When talking about forces, you often assume the mass to be as if it were all acting at one point, so you'd measure the gravitational attraction between the Sun and the Earth from the centre of the Sun to the centre of the Earth. For spherical objects, this is usually a fairly accurate approximation, but it is less so for non-spherical objects. You may learn in school that mass is the amount of matter, but this is not strictly true (the mole is used to measure the amount of substance), mass is the resistance to motion of a body.

But whether you're assuming a black hole to be a sphere or not, it isn't going to change the actual magnitude of the mass. A black hole cannot have infinite mass. If it had infinite mass, it would have infinite gravitational attraction, and the entire Universe would be pulled into it instantly. No, a black hole may have infinite density. It is a large star that has collapsed in on itself. The mass will be more or less the same, but it will be acting upon a very small area, and so will have infinite density. But this is only at the singularity.

Ah, yes, my mistake, I meant to put infinite density then. And I think you've thoroughly confused me--the resistance of a motion on a body is inertia...I thought...or...gah.

You broke me

Gravity is like a harsh mistress.

The differences between inertia and mass are very subtle. Newtonian physics say the two are exactly the same.
m = F / a means resistance to motion exactly. They're both measured in the same units, though it's often said that mass exhibits inertia.

There is a significant difference between speed and velocity (the latter is a vector unit), though the two are measured in the same units. However, with mass and inertia I don't think you'll meet too many frowns if you use the two synonymously.

I take it you don't get this in your first physics class.

Interesting...yeah.

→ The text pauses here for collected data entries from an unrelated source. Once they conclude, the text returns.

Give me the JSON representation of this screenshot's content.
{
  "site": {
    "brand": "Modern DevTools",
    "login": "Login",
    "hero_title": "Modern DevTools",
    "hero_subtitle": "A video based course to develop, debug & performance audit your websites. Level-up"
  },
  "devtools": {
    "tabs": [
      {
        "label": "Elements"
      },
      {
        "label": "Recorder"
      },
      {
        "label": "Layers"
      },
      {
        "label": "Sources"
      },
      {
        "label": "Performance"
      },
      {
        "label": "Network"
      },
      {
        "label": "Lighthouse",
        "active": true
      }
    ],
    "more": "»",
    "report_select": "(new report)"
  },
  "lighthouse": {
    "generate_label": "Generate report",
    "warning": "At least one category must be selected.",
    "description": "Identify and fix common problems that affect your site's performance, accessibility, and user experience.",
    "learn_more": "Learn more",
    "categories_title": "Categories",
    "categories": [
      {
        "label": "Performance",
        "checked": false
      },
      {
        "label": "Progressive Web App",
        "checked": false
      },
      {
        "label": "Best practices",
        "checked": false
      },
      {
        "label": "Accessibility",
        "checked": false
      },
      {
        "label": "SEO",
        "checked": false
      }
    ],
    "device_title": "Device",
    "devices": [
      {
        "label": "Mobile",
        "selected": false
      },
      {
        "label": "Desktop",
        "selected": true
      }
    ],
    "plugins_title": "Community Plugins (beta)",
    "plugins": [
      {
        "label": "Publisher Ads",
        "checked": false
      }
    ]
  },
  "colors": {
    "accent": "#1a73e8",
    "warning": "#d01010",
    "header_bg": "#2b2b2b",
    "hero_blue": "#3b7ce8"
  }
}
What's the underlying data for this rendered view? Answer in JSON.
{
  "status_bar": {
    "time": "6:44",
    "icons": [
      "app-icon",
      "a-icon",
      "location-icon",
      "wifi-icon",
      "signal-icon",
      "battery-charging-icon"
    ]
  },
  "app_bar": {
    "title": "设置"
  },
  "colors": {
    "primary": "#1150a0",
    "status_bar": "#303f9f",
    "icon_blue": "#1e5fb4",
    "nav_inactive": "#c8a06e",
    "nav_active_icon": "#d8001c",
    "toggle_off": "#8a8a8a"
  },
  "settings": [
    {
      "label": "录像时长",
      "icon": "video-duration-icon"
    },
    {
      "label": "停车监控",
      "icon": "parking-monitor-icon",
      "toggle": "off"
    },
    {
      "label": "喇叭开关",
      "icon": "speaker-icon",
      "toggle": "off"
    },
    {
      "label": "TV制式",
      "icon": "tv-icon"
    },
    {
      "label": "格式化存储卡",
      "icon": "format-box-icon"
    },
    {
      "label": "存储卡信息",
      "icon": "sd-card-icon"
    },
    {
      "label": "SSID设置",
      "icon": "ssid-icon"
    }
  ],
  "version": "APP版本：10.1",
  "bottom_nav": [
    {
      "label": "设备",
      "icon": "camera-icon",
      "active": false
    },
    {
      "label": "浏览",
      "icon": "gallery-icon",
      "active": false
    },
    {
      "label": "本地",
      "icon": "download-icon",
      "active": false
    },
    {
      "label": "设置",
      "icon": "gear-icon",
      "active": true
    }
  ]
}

Mass=inertia (for all intensive purposes). I must say, that's quite a blow to everything I though (inertia is a property that mass has)

Another thing--concering black holes--wouldn't they be at absolute 0? The big problem with getting to there is you always have volume which teh mass takes up--considering that it has practically 0 volume, couldn't you say it's at Absolute 0? I dunno. Just a though.

"for all intents and purposes"

I always make that mistake >_<

It doesn't have practically 0 volume, it has practically infinite volume. We covered this before.


Also, the reason I say mass=inertia is that any definition you can put to 'inertia' you can apply to 'mass' just as well. You cannot have mass without inertia and you cannot have inertia without mass.

Well theoretically, the volume is how much space it occupies as well as how much space is contains, neh? So it's both huge and tiny... BRWOR!

Not for a black hole, sorry. :-)

When you enter a black hole, time becomes a spatial dimension. The volume of a black hole is the surface area of the event horizon multiplied by the length of time the hole exists.

About the inertia thing...

Inertia is not a property of matter. The relevent property is mass. Matter does tend to resist acceleration; this is described by Newton's first law. How much it resists acceleration is called mass. To explain the effects of Newton's first law, scientists once thought that matter had some actual physical substance, which they called 'inertia', that caused it to resist acceleration.

Thus, inertia is akin to ether (the substance that was once postulated to permeate space and be the medium that transmitted light waves, since all other known waves had to have a medium (eg. water waves, etc.), or phlogiston, the substance that was thought to flow out of combustable objects before Lavoisier demonstrated that the process actually involved oxygen.

So inertia is neither a property of matter nor a description of matter's tendencies. It is an explanation for phenomena that is a least a century out of date.

Why it's still taught in schools baffles me.

I know you are but what am I?

I'll keep that in mind the next time I get pulled into one.